Why: : introduces a new binding immediately after the right-hand side is evaluated. The new name is in scope for the rest of the function, including any subsequent reads — which silently rebind to the new value. No warning.

Real example: caught during time_from_unix development — see stdlib/std/time.nu.


8. Function calls require parens

// ✗ `__i_mod a b` parses as: register `__i_mod` plus stray tokens
: i d __i_mod a b

// ✓ Always
: i d ( __i_mod a b )

Why: there is no implicit-call form. ( fn args ) is the only call syntax. A bare identifier is always a name lookup — and the following tokens are then parsed in the surrounding context (often as operator operands), so the error surfaces several tokens later as "unexpected token".


9. Ternary / prefix-arity is strict and silently cascading

// ✗ Missing one operand from a nested ternary
: i x ? cond1 a ? cond2 b           // missing else for the inner ?

// → "unexpected token" at the *next* statement, not at the missing
//    operand. The outer parser ate `b` as the inner ternary's value
//    and then can't find an else for the outer.

Why: prefix notation has no closing token. Parsers count operands left-to-right and a missing operand silently consumes the next token that should have started a new statement. The diagnostic always points at the wrong line.

Debugging tip: when you see "unexpected token" on a line that looks fine, count operands on every ?, &, |, !, =, + etc. on the previous line.

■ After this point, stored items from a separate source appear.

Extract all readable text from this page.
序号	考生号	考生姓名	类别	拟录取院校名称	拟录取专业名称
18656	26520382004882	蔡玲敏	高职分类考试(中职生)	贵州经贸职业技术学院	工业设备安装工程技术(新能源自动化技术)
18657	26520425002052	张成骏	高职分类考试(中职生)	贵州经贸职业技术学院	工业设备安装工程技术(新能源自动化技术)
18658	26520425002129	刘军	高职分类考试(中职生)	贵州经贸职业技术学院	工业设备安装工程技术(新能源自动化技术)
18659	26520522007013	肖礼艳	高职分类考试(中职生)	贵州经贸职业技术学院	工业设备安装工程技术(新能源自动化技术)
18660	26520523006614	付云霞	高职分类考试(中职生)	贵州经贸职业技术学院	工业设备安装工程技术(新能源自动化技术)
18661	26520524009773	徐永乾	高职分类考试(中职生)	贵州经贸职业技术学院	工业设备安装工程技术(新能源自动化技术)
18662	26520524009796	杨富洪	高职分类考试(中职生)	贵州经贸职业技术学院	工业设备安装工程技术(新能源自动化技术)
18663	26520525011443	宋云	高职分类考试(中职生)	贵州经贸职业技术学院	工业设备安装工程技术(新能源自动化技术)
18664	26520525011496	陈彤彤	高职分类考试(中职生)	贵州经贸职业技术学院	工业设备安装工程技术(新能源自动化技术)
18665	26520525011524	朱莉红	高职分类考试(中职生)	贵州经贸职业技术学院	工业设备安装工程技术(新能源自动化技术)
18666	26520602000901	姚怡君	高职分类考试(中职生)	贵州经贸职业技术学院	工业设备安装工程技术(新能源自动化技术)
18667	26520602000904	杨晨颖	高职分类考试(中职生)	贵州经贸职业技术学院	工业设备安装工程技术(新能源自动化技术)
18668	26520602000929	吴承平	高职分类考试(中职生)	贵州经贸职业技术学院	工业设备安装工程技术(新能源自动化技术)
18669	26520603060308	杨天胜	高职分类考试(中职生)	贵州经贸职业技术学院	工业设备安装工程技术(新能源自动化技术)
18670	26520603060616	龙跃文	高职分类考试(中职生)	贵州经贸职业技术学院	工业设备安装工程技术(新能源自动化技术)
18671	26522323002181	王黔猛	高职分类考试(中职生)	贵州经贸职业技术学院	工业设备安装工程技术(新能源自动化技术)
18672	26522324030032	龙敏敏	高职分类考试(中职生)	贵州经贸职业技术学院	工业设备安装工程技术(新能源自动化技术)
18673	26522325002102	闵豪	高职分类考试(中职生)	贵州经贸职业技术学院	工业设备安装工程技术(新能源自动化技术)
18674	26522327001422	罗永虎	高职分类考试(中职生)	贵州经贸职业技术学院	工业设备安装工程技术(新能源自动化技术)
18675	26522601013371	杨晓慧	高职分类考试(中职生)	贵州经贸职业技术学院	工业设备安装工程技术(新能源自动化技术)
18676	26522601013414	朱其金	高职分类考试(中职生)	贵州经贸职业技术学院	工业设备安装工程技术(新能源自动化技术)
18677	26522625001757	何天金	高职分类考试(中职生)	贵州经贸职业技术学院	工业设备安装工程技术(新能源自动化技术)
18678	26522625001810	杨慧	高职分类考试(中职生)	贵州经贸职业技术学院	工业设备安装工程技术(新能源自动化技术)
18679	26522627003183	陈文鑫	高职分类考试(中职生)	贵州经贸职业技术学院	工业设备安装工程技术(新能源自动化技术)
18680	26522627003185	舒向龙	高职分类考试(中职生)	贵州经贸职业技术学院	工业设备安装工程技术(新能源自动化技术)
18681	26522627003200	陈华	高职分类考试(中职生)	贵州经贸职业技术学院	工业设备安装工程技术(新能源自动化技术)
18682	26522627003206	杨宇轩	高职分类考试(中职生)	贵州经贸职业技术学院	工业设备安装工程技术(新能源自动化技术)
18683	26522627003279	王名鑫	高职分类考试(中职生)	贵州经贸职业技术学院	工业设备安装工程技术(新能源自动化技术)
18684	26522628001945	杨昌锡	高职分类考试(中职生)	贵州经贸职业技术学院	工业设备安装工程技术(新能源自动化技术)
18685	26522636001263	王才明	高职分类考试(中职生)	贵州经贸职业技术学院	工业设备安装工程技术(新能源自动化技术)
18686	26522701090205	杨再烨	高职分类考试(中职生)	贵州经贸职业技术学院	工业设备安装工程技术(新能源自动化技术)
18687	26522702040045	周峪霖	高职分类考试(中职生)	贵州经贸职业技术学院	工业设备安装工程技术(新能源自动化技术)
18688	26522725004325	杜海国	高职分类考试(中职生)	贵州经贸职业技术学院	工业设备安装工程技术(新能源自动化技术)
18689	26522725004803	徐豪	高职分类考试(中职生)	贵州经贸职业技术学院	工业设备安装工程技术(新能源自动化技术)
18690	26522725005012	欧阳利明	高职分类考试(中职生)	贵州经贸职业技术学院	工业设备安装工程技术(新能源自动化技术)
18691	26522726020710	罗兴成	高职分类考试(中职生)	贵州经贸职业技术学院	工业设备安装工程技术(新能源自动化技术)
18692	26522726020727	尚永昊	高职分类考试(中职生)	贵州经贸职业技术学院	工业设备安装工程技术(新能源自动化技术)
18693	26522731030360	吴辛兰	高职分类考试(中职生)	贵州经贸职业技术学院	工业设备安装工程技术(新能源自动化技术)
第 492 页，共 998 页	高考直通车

10. vec_clone is intentionally absent

// ✗ No such function — would alias owned heap buffers
: ( Vec String ) copy ( vec_clone [String] src )

// ✓ Shallow clone via vec_each + per-element clone closure
: ( Vec String ) copy ( vec_with_cap [String] ( vec_len [String] src ) )
( vec_each [String] src \ String s → v {
  ( vec_push [String] copy ( string_clone s ) )
} )

Why: vec_clone would do a bitwise copy of the underlying buffer, duplicating owned-pointer fields without telling the auto-drop machinery. The result would double-free every owned element at scope exit. Per-element clone is explicit and respects ownership.